Oklahoma

In plain terms. Oklahoma consolidates state IT under OMES and protects personal data by statute, with strong vendor and supply-chain security standards.

Who it applies to. State agencies and their IT vendors. Oklahoma references NIST/FIPS. The state participates in StateRAMP, its baseline for vetting cloud-service security.

What it requires. State law includes the Information Technology Consolidation and Coordination Act, sets the State Purchasing Director's powers, and requires disclosure of security breaches involving personal computer data.

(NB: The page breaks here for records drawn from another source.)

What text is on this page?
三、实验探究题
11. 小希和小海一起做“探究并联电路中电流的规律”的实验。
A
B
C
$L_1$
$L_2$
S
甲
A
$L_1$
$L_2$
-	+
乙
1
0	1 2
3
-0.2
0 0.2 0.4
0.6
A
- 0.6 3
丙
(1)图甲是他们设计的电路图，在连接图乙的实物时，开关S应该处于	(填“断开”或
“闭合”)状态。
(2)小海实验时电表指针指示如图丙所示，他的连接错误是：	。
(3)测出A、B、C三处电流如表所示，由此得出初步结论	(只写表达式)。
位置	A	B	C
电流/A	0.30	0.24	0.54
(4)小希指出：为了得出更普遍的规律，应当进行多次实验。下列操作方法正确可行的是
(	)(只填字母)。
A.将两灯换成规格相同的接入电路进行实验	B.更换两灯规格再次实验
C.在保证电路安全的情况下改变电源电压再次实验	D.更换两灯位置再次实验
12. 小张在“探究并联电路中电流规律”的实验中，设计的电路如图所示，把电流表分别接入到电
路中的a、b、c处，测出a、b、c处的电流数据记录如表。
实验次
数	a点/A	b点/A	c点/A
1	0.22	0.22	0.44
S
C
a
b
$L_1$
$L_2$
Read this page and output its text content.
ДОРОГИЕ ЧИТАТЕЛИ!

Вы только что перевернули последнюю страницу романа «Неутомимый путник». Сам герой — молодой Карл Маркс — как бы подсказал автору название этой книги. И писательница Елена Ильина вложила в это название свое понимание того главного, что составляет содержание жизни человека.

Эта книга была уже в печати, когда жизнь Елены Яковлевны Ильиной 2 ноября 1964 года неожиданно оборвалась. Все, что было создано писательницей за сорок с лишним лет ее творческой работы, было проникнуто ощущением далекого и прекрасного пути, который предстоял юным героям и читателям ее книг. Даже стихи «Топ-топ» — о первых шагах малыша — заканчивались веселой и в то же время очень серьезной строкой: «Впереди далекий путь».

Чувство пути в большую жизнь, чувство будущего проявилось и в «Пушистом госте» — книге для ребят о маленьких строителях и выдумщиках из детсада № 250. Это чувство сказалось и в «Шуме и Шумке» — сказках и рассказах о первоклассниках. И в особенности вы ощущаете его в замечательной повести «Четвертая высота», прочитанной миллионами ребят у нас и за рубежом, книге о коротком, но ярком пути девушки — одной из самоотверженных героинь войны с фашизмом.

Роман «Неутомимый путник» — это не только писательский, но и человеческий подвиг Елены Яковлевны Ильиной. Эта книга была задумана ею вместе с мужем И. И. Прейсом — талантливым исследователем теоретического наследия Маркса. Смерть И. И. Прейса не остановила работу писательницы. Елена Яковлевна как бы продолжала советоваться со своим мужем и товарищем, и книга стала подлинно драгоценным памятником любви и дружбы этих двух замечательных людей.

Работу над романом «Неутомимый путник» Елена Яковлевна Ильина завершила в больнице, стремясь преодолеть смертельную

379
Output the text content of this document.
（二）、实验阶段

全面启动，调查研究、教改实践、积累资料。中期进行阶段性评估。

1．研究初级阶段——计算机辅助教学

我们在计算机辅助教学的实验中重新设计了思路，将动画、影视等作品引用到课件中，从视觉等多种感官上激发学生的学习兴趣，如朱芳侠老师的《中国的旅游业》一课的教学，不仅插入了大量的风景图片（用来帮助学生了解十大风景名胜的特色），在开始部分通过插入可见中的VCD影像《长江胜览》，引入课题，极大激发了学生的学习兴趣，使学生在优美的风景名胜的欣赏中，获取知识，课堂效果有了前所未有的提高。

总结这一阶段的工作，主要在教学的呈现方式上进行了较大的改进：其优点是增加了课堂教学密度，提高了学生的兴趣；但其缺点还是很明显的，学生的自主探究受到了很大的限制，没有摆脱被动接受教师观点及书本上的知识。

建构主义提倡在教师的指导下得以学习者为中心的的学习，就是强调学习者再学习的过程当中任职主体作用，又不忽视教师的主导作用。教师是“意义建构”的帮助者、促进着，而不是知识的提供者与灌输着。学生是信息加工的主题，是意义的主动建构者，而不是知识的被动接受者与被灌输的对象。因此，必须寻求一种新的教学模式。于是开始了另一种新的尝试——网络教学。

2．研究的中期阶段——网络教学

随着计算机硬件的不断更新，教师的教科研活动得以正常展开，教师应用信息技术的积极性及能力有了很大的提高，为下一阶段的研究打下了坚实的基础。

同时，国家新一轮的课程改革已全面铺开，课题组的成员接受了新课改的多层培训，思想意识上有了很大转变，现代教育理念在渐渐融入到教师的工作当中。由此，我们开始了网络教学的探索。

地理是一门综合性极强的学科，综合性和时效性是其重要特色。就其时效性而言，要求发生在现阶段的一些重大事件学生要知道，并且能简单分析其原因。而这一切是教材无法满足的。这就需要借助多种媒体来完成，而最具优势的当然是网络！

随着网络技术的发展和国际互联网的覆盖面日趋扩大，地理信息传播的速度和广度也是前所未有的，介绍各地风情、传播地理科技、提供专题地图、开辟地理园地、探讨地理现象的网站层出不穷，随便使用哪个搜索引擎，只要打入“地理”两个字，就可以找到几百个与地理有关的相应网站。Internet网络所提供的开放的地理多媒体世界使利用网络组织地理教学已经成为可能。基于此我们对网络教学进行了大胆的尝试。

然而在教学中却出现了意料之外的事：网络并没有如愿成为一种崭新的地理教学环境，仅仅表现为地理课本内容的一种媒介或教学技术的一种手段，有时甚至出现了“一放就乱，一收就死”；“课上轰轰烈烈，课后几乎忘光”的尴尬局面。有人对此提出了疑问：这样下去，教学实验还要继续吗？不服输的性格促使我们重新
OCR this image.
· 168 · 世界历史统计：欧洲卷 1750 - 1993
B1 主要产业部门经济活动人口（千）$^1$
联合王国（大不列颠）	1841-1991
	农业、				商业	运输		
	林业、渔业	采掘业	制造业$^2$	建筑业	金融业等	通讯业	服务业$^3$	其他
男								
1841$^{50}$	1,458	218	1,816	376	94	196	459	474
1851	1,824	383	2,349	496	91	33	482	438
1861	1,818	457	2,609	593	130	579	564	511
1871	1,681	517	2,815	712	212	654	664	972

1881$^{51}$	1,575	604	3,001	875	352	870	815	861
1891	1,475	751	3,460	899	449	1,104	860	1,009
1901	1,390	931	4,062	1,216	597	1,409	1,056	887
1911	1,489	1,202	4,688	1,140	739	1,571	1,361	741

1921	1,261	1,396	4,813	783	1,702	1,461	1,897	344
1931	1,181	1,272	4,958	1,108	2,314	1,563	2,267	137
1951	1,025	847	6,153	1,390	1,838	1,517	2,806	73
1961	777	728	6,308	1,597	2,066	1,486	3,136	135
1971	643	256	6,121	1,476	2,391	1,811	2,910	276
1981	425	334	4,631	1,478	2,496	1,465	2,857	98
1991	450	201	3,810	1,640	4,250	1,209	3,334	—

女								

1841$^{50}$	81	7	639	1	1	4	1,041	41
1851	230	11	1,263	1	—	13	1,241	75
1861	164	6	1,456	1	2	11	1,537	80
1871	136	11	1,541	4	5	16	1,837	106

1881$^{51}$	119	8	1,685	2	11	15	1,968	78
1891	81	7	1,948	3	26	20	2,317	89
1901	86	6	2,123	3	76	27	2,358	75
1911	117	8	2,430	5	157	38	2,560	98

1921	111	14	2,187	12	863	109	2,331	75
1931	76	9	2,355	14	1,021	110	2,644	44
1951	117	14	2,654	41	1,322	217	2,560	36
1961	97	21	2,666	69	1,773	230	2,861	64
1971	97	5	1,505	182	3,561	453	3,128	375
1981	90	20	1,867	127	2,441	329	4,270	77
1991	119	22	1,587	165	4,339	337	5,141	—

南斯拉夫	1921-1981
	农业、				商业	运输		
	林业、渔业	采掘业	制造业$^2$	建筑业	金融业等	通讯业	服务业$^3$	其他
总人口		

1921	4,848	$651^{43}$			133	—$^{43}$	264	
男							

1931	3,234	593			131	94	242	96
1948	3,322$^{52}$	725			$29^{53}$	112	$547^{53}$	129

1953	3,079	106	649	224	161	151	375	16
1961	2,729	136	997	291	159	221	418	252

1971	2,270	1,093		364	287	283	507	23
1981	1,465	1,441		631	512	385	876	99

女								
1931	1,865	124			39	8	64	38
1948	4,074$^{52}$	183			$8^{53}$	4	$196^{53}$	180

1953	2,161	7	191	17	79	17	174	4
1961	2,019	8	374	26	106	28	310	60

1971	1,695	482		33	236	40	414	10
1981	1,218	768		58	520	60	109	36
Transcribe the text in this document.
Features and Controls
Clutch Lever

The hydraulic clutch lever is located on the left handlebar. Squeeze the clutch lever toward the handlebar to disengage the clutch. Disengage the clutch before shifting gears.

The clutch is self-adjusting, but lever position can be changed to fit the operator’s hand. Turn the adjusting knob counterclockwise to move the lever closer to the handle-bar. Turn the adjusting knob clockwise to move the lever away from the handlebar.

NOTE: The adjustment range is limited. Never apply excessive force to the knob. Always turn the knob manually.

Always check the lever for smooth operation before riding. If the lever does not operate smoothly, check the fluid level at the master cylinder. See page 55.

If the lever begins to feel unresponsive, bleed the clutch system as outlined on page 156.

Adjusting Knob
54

Why it matters. Vendors selling IT to Oklahoma must meet the state's contractor and supply-chain security standards and breach-disclosure duties.

Citation. Okla. Stat. tit. 62, §§ 34 and 35 (Information Technology Consolidation and Coordination Act); tit. 74, §§ 85.5 (State Purchasing Director) and 3113.1 (Disclosure of Security Breach). References NIST/FIPS.

In plain terms. Oklahoma sets explicit IT-contractor and third-party security standards through OMES Information Security.

Who it applies to. IT contractors and third parties serving the state.

What it requires. OMES Information Security standards establish IT-contractor requirements, supply-chain security, and third-party cybersecurity management — a clear set of obligations for vendors.

Why it matters. Expect Oklahoma to hold you to its IT-contractor, supply-chain, and third-party cybersecurity standards.

Citation. OMES Information Security standards: IT Contractor Requirements Standard; Supply Chain Security Standard; Third-Party Cybersecurity Management Standard.